受け入れ編・消視点、新たな任と大きな障害
皆様初めまして…私設隠密奇襲部隊・空蝉所属、色喉族の消です…
今回は佐助様からあらすじの任を受けましたので、僭越ながら…
前回は、エクス殿と灰の戦いの終止符について描かれておりましたね。
灰の奴…不器用で不愛想なんですけど、仲間意識の強い空蝉の中でも群を抜いて仲間思いなんですよ…
それに、戦う相手にはしっかりと敬意をもって応えるので、空蝉内でも人気なんですよね…
あれでも狼牙隊長を超える年齢ですからね…
というわけで今回から再び、私・怪・虚・狼牙隊長の分身の視点でのお話になります。
消 (エクスボイス)「よし、これでこの辺りの家族連れは保護できましたね。」
怪「さて…あとは地下に戻るだけだな。」
虚「新たな任はないのか?」 (コクコク…)
怪「そうだな、狼牙隊長、新たな任はございますか?」
分身狼牙「あぁ、今本体が影烏をこちらに飛ばしたようだ、あともう少しで到着するはずだ。」
そうこうしていると、影烏が到着する。
消「ありがとうな。」
影烏に付いている手紙を取り、中身を確認した…
狼牙 (手紙)「(家族以外の民も保護しろ)」
消「なるほど…」
怪「なぜこのような新たな任を?」
怪が分身狼牙に聞く…
分身狼牙「さぁ…私は狼牙ではあるが、本人ではない…本体と分身間での記憶の共有はまだできていないからな。」
虚「本体の方が大臣達の話を聞いて判断したのでは?」 (コクコク…)
分身狼牙「あぁ、恐らくはそうだろうな。」
消「(言葉発してないのに…なんで意思疎通できてるんだ?)」
一見、虚は普通に会話しているように見えるが、実際は声を相手の脳に直接届けているのである。
空蝉所属・不臓族の虚は、生まれた瞬間、体や臓器のどこかが欠損している種族の生まれであり、重要部位であればあるほど、その能力に差が生まれる。
虚の場合、生まれつき声帯が無く、声を発することができない…だが、思った声を相手に届ける能力と、口を開いた際、衝撃波を生む能力を持っている。

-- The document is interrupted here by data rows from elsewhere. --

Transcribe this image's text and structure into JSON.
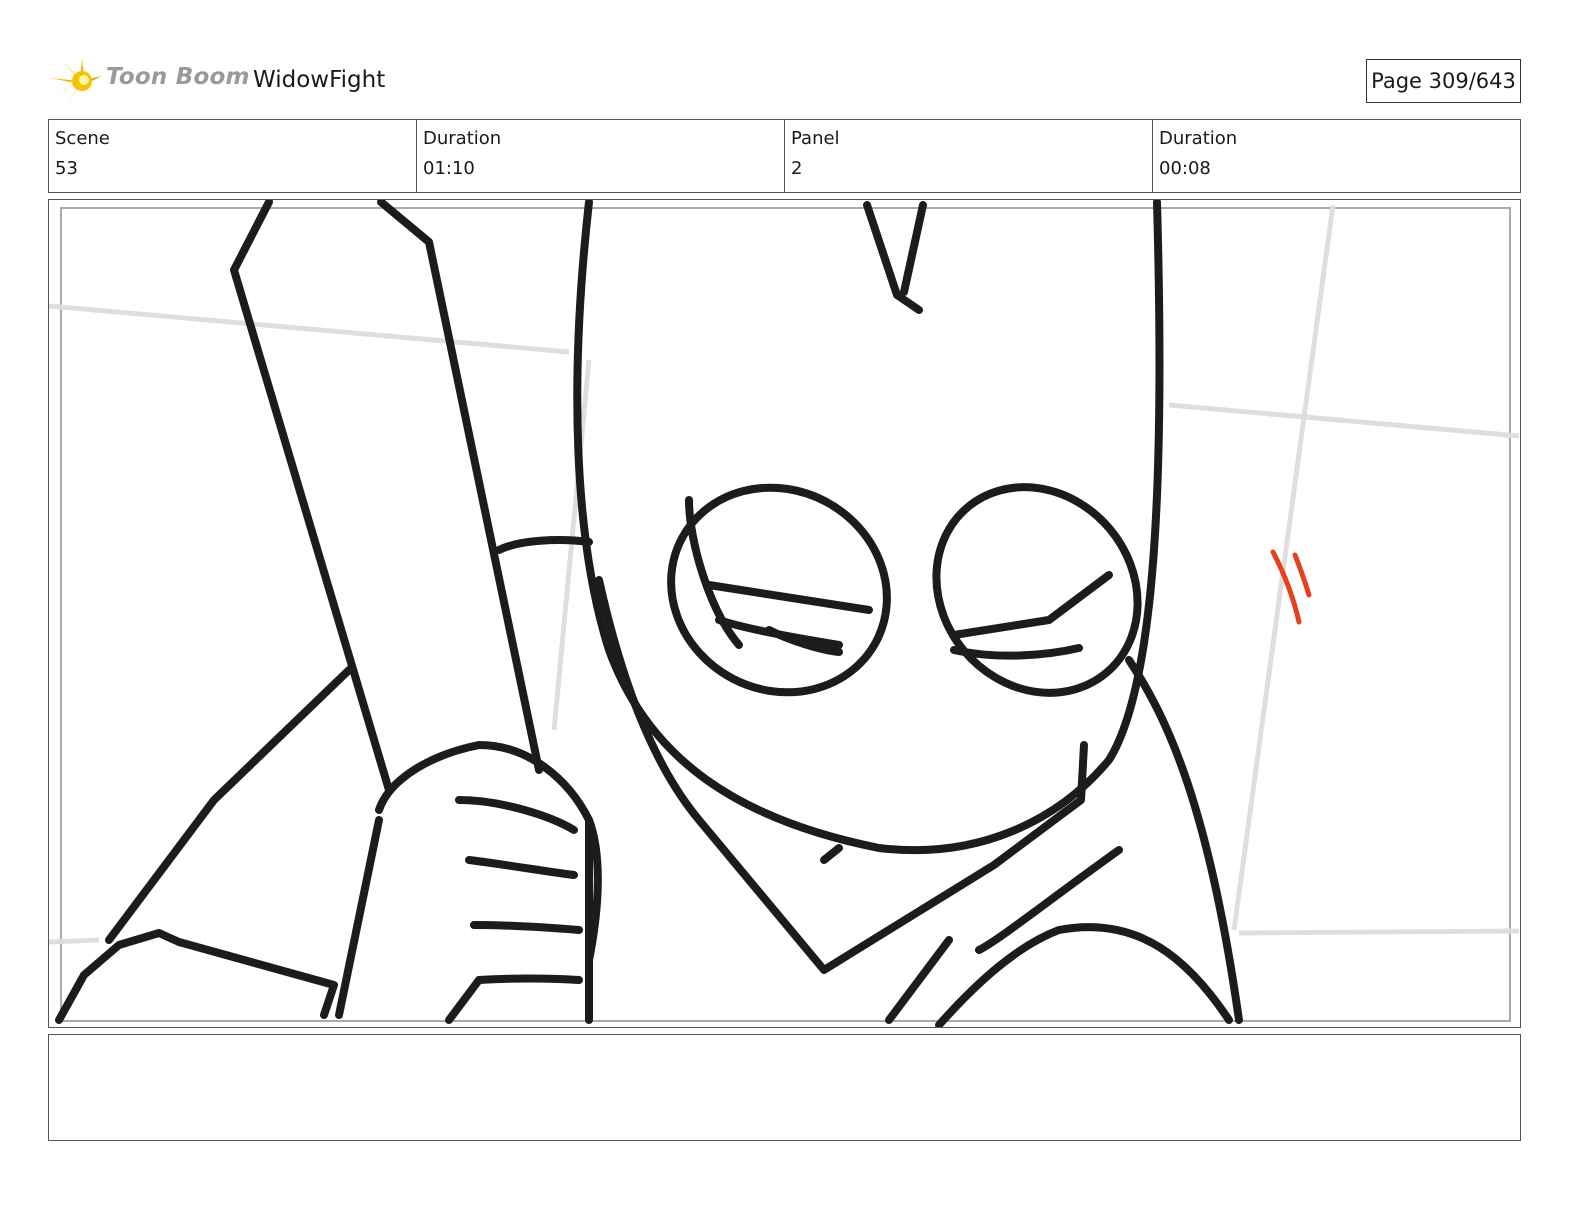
{
  "header": {
    "logo_text": "Toon Boom",
    "project_title": "WidowFight",
    "page_number": "Page 309/643"
  },
  "info": {
    "scene_label": "Scene",
    "scene_value": "53",
    "scene_duration_label": "Duration",
    "scene_duration_value": "01:10",
    "panel_label": "Panel",
    "panel_value": "2",
    "panel_duration_label": "Duration",
    "panel_duration_value": "00:08"
  },
  "colors": {
    "logo_accent": "#f5c400",
    "sketch_line": "#1c1c1c",
    "guide_line": "#dcdcdc",
    "accent_mark": "#e8401c"
  },
  "notes": {
    "text": ""
  }
}
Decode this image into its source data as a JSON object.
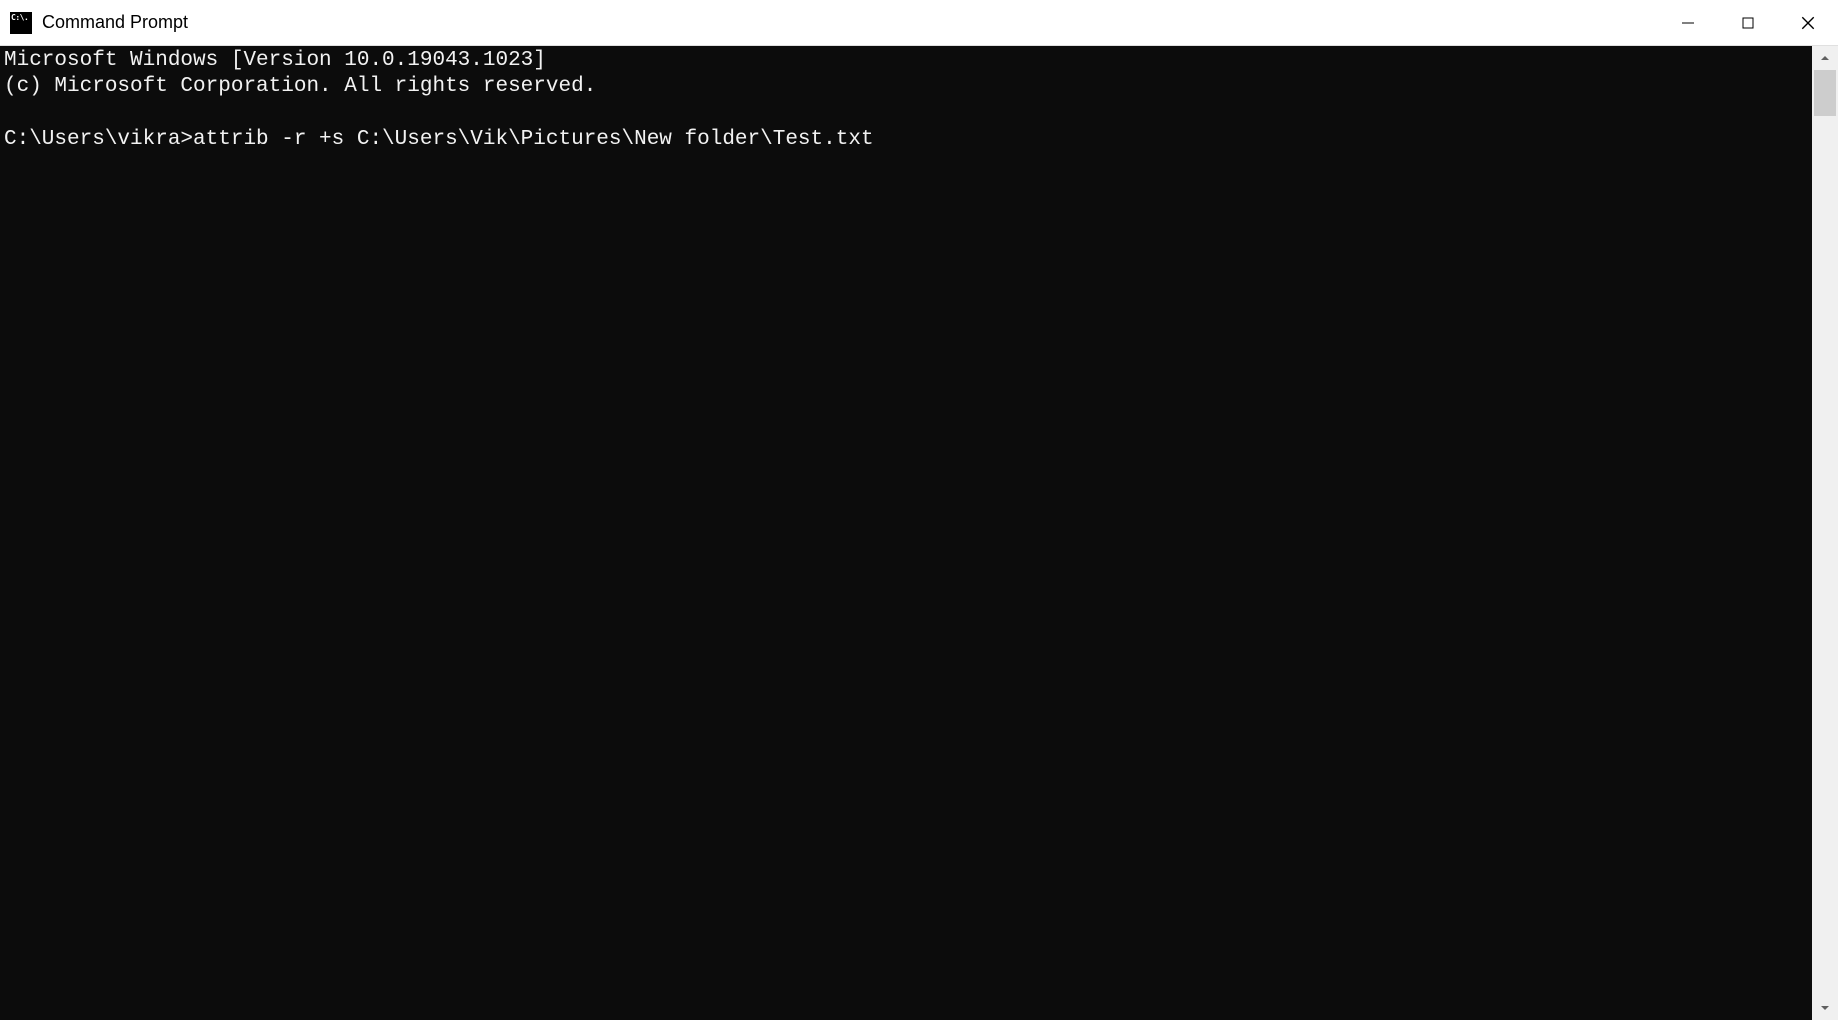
{
  "window": {
    "title": "Command Prompt",
    "icon_name": "cmd-icon"
  },
  "terminal": {
    "lines": [
      "Microsoft Windows [Version 10.0.19043.1023]",
      "(c) Microsoft Corporation. All rights reserved.",
      "",
      "C:\\Users\\vikra>attrib -r +s C:\\Users\\Vik\\Pictures\\New folder\\Test.txt"
    ],
    "prompt": "C:\\Users\\vikra>",
    "command": "attrib -r +s C:\\Users\\Vik\\Pictures\\New folder\\Test.txt"
  },
  "controls": {
    "minimize": "minimize",
    "maximize": "maximize",
    "close": "close"
  }
}
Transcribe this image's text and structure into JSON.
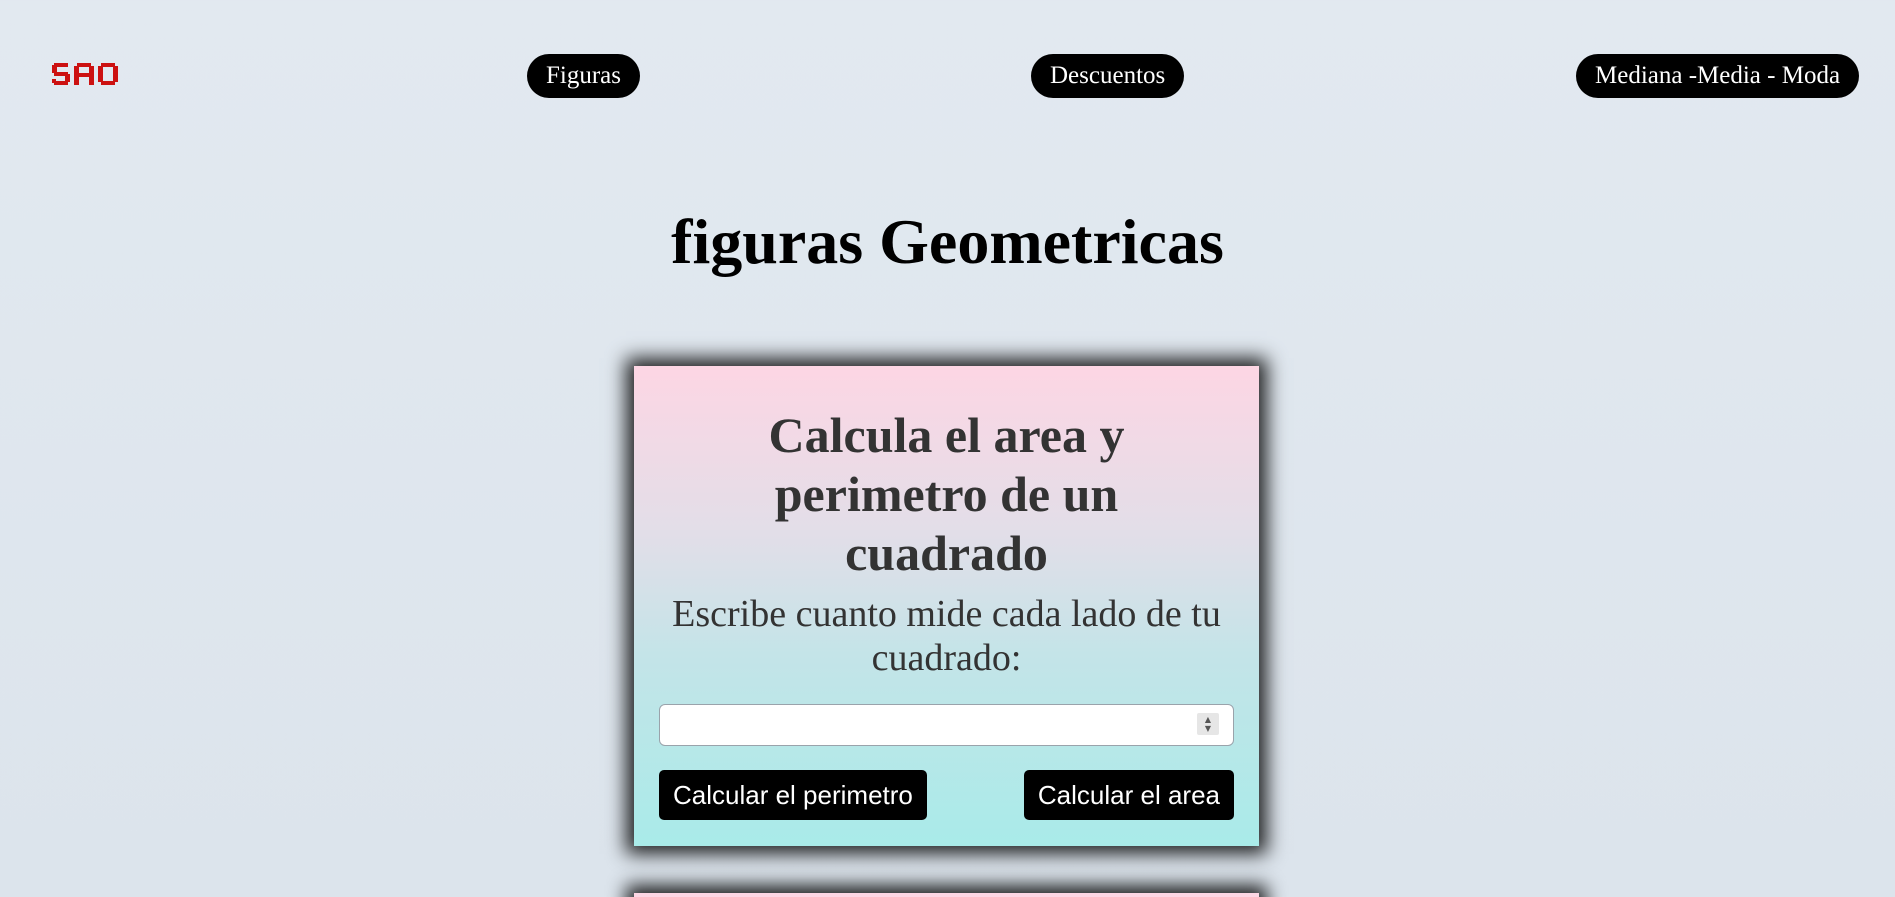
{
  "logo": {
    "text": "SAO",
    "color": "#cc1111"
  },
  "nav": {
    "figuras": "Figuras",
    "descuentos": "Descuentos",
    "mediana_media_moda": "Mediana -Media - Moda"
  },
  "page_title": "figuras Geometricas",
  "card": {
    "title_lines": [
      "Calcula el area y",
      "perimetro de un",
      "cuadrado"
    ],
    "subtitle": "Escribe cuanto mide cada lado de tu cuadrado:",
    "input": {
      "value": "",
      "placeholder": ""
    },
    "buttons": {
      "perimetro": "Calcular el perimetro",
      "area": "Calcular el area"
    }
  },
  "colors": {
    "button_bg": "#000000",
    "card_gradient_top": "#fdd6e4",
    "card_gradient_bottom": "#a9ebe9"
  }
}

虚のコクコクと頷く動きは、声を相手に届けるのに必要な動作なのである。
なお、このことを知るのは、空蝉内でも同じ隊に所属している、灰・霧・空・怪、そして狼牙のみである。
分身狼牙「消、この辺りに他の民は何人いる?」
消「あ、はい…この辺りは…」
怪「消‼伏せろ‼」
怪の声と共に一同は身をかがめた…
ふと壁の方を見ると、壁の一部が溶けていた…
虚「まさか…エクセクトルの…」 (コクコク…)
怪「あぁ…ちょっとまずいな…」
怪はがれきを一つ手に取り…
怪「(ボソッ…)エクス…民を救え…薬屋の近くの井戸…ヴァル王国…」
するとがれきがエクスそっくりになり、自分から動きだした…
怪は姿化族の生まれであり、物体に命令を与えて、姿を化かすことができる種族である。
だが、ややこしい命令を遂行させるのも、本物そっくりに化かすのにも、かなりの技術を要する…おまけに、術士である怪にダメージが入ると、即・術が解けてしまう…
分身狼牙「民の方は人形に任せよう…」
怪「本当は消に行かせたいですけど…相手がエクセクトルなら…油断できない…」
虚「怪…攻撃受けないよう…気を付けて…」 (コクコク…)
怪「あぁ…自信ねぇけどな…」
分身狼牙「(スンスン…)来たぞ…できるだけ私が攻撃を引き受ける…」
4人は臨戦態勢に入った。
続く…
この度はオタク学生が異世界で勇者として転生したけど魔族達に味方しますを読んでいただきまして誠にありがとうございます。
ここ最近になって種族の説明がかなり多くなってきていると自覚している作者の妖峰輪廻です。
情報過多気味で申し訳ございません…
まぁ…種族説明が多くなってるのは、いろんな種族を増やしまくった私のせいなんですけどね‼ハハハ‼
というわけで今回は、少し特殊な種族、不臓族について触れていきます。
不臓族はその名の通り、臓器が不い種族の事です。
その失ったところを補うために、強力な能力を得るという感じの種族になります。
なので心臓がないと、とんでもなく強い能力に目覚めます…ですが、能力を使いすぎれば、失った部分を補いきれずに死に至ります。
作中に出てくる不臓族は、虚君だけですが、そういう種族だということをなんとな~くで覚えてもらって結構です。
それでは、また次のお話でお会いできるのを楽しみにしております。